Biography of Horace D. Boynton of Pulaski Township Ohio

Explore the enduring legacy of Horace D. Boynton, a dedicated farmer and stock raiser from Williams County, whose life’s work on Fairview Stock Farm showcased his deep roots and contributions to agriculture. Born and raised on the same land he would cultivate, Horace’s commitment to breeding Shorthorn cattle, Hampshire hogs, and grade horses reflected both a family tradition and a personal passion. His story, interwoven with community engagement and a legacy of success, highlights the impact one individual can have on their local heritage and the agricultural community at large.

Horace D. Boynton. — The true measure of individual success is determined by what one has accomplished, and, as taken in contradistinction to the old adage that a prophet is not without honor save in his own country, there is a particular interest attached to the career of the subject of this review, since he is a native son of Williams County, where his entire life has been passed, and he has so directed his ability and efforts as to gain recognition as one of the representative farmers and stock raisers of the county, as well as one of its most public-spirited citizens.

Horace D. Boynton, proprietor of Fairview Stock Farm, in Pulaski Township, one-half mile east of Pulaski, was born on the farm which he now owns, on December 11, 1869, and is a son of Charles and Catherine (Kennedy) Boynton, the latter of whom was born in Ashland County, Ohio. Charles Boynton was born in the State of Maine, whence he came to Williams County when about seven years of age, with his father, A. W. Boynton, who entered land here and also ran a store in Pulaski. He was active in political affairs of the county and served two terms as a member of the Board of County Commissioners of Williams County. His son, Charles, was reared in Pulaski, attended the district schools and assisted his father in the store. At that time their goods was freighted by ox team from Toledo, and the subject of this sketch has in his possession two of the yokes used then. After leaving the store, he returned to the farm. After his marriage he began keeping house where the subject of this sketch now lives, and where he spent the remainder of his days. He was a member of the Methodist Episcopal Church and served on its official board. In politics he was a republican. He was successful in his business affairs and, besides general farming, he was a successful breeder of Short-horn cattle. To him and his wife were born five children, namely: Alpheus, who is an oil-well driller in California; Herman, who runs a music store and sewing machine agency in Bryan; Horace D., the immediate subject of this sketch; Dora, the wife of Edwin Reed, of Bryan; and Josephine, who lives in Bryan.
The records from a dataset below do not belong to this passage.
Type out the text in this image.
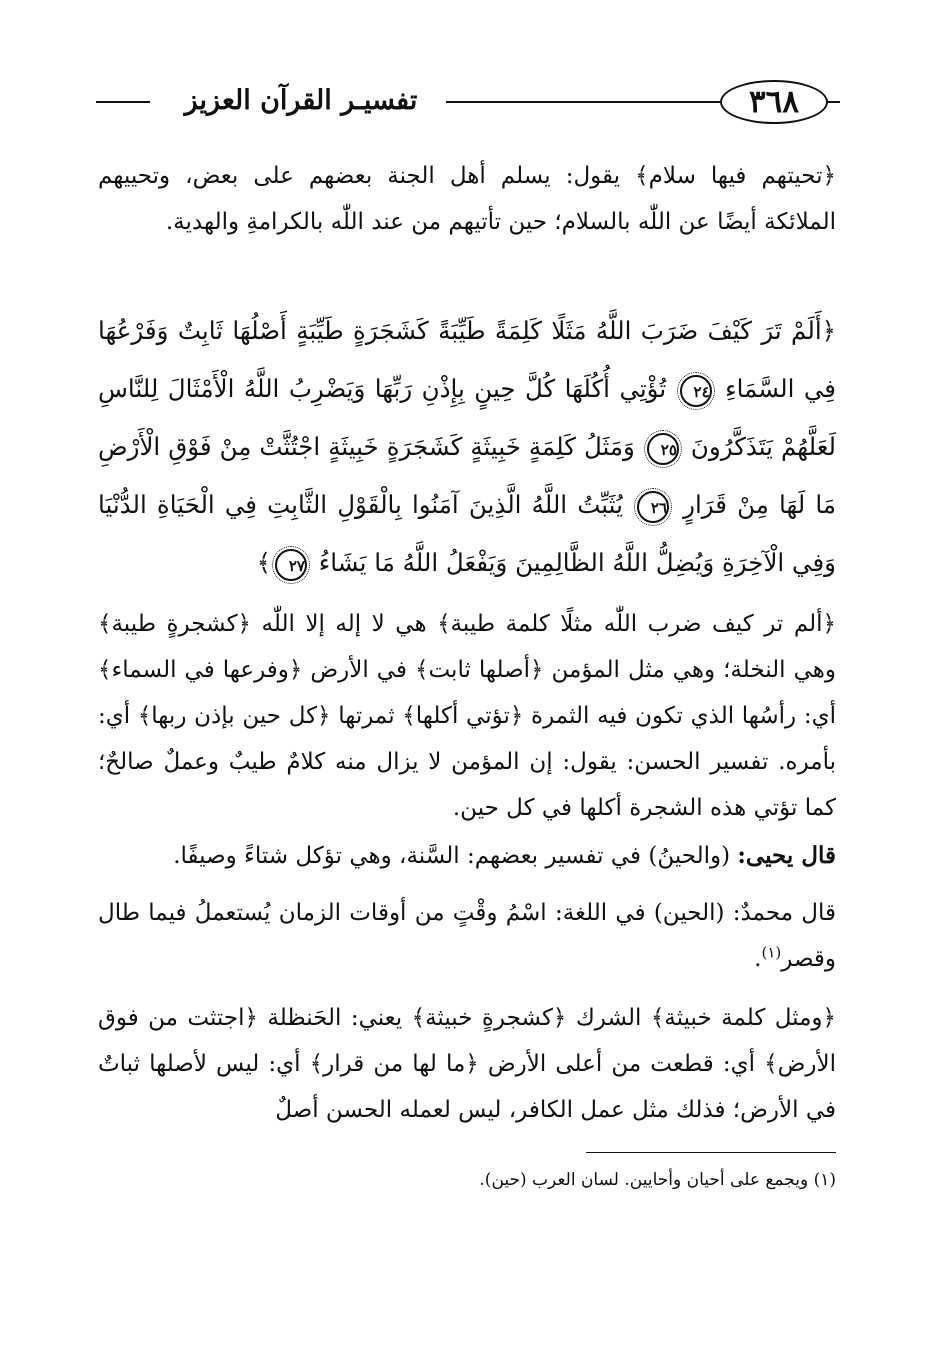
٣٦٨
تفسيـر القرآن العزيز
﴿تحيتهم فيها سلام﴾ يقول: يسلم أهل الجنة بعضهم على بعض، وتحييهم الملائكة أيضًا عن اللّٰه بالسلام؛ حين تأتيهم من عند اللّٰه بالكرامةِ والهدية.
﴿أَلَمْ تَرَ كَيْفَ ضَرَبَ اللَّهُ مَثَلًا كَلِمَةً طَيِّبَةً كَشَجَرَةٍ طَيِّبَةٍ أَصْلُهَا ثَابِتٌ وَفَرْعُهَا فِي السَّمَاءِ ٢٤ تُؤْتِي أُكُلَهَا كُلَّ حِينٍ بِإِذْنِ رَبِّهَا وَيَضْرِبُ اللَّهُ الْأَمْثَالَ لِلنَّاسِ لَعَلَّهُمْ يَتَذَكَّرُونَ ٢٥ وَمَثَلُ كَلِمَةٍ خَبِيثَةٍ كَشَجَرَةٍ خَبِيثَةٍ اجْتُثَّتْ مِنْ فَوْقِ الْأَرْضِ مَا لَهَا مِنْ قَرَارٍ ٢٦ يُثَبِّتُ اللَّهُ الَّذِينَ آمَنُوا بِالْقَوْلِ الثَّابِتِ فِي الْحَيَاةِ الدُّنْيَا وَفِي الْآخِرَةِ وَيُضِلُّ اللَّهُ الظَّالِمِينَ وَيَفْعَلُ اللَّهُ مَا يَشَاءُ ٢٧﴾
﴿ألم تر كيف ضرب اللّٰه مثلًا كلمة طيبة﴾ هي لا إله إلا اللّٰه ﴿كشجرةٍ طيبة﴾ وهي النخلة؛ وهي مثل المؤمن ﴿أصلها ثابت﴾ في الأرض ﴿وفرعها في السماء﴾ أي: رأسُها الذي تكون فيه الثمرة ﴿تؤتي أكلها﴾ ثمرتها ﴿كل حين بإذن ربها﴾ أي: بأمره. تفسير الحسن: يقول: إن المؤمن لا يزال منه كلامٌ طيبٌ وعملٌ صالحٌ؛ كما تؤتي هذه الشجرة أكلها في كل حين.
قال يحيى: (والحينُ) في تفسير بعضهم: السَّنة، وهي تؤكل شتاءً وصيفًا.
قال محمدٌ: (الحين) في اللغة: اسْمُ وقْتٍ من أوقات الزمان يُستعملُ فيما طال وقصر$^{(١)}$.
﴿ومثل كلمة خبيثة﴾ الشرك ﴿كشجرةٍ خبيثة﴾ يعني: الحَنظلة ﴿اجتثت من فوق الأرض﴾ أي: قطعت من أعلى الأرض ﴿ما لها من قرار﴾ أي: ليس لأصلها ثباتٌ في الأرض؛ فذلك مثل عمل الكافر، ليس لعمله الحسن أصلٌ
(١) ويجمع على أحيان وأحايين. لسان العرب (حين).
Horace D. Boynton was reared on the paternal farmstead and secured his education in the public schools of Pulaski. He has always followed farming and stock raising and has been successful in both lines. He is the owner of 146 acres of land, in addition to which he also farms 120 acres belonging to his mother. He has given special attention to the breeding and raising of Shorthorn cattle, Hampshire hogs and grade horses. His herd of cattle is headed by “Elmherst Stamp,” which was shown in six county fairs in 1919, winning many ribbons, and two other members of the herd have not been defeated. Mr. Boynton is a director of the Farm Bureau of Pulaski Township, being a member of the state organization, and he is also a director of the Williams County Fair Association.

Mr. Boynton was married to Josephine Knipe, who was born and reared in Fulton County, Ohio, and to them have been born two children, Charles and Hubert, both of whom are attending school.

Politically, Mr. Boynton gives his support to the republican party. Fraternally, he is a member of the Free and Accepted Masons, holding membership in the Blue Lodge, the Chapter of Royal Arch Masons, the Council of Royal and Select Masters, and Defiance Commander, No. 31, Knights Templar. He has, through the exercise of good judgment, energetic efforts and sound business ability, gained not only a gratifying prosperity, but also the confidence and high regard of all who know him.

Source: Bowersox, Charles A. ed. A standard history of Williams County, Ohio: an authentic narrative of the past, with particular attention to the modern era in the commercial, industrial, educational, civic and social development , 2 vols. Publisher Chicago: Lewis Pub. Co. 1920.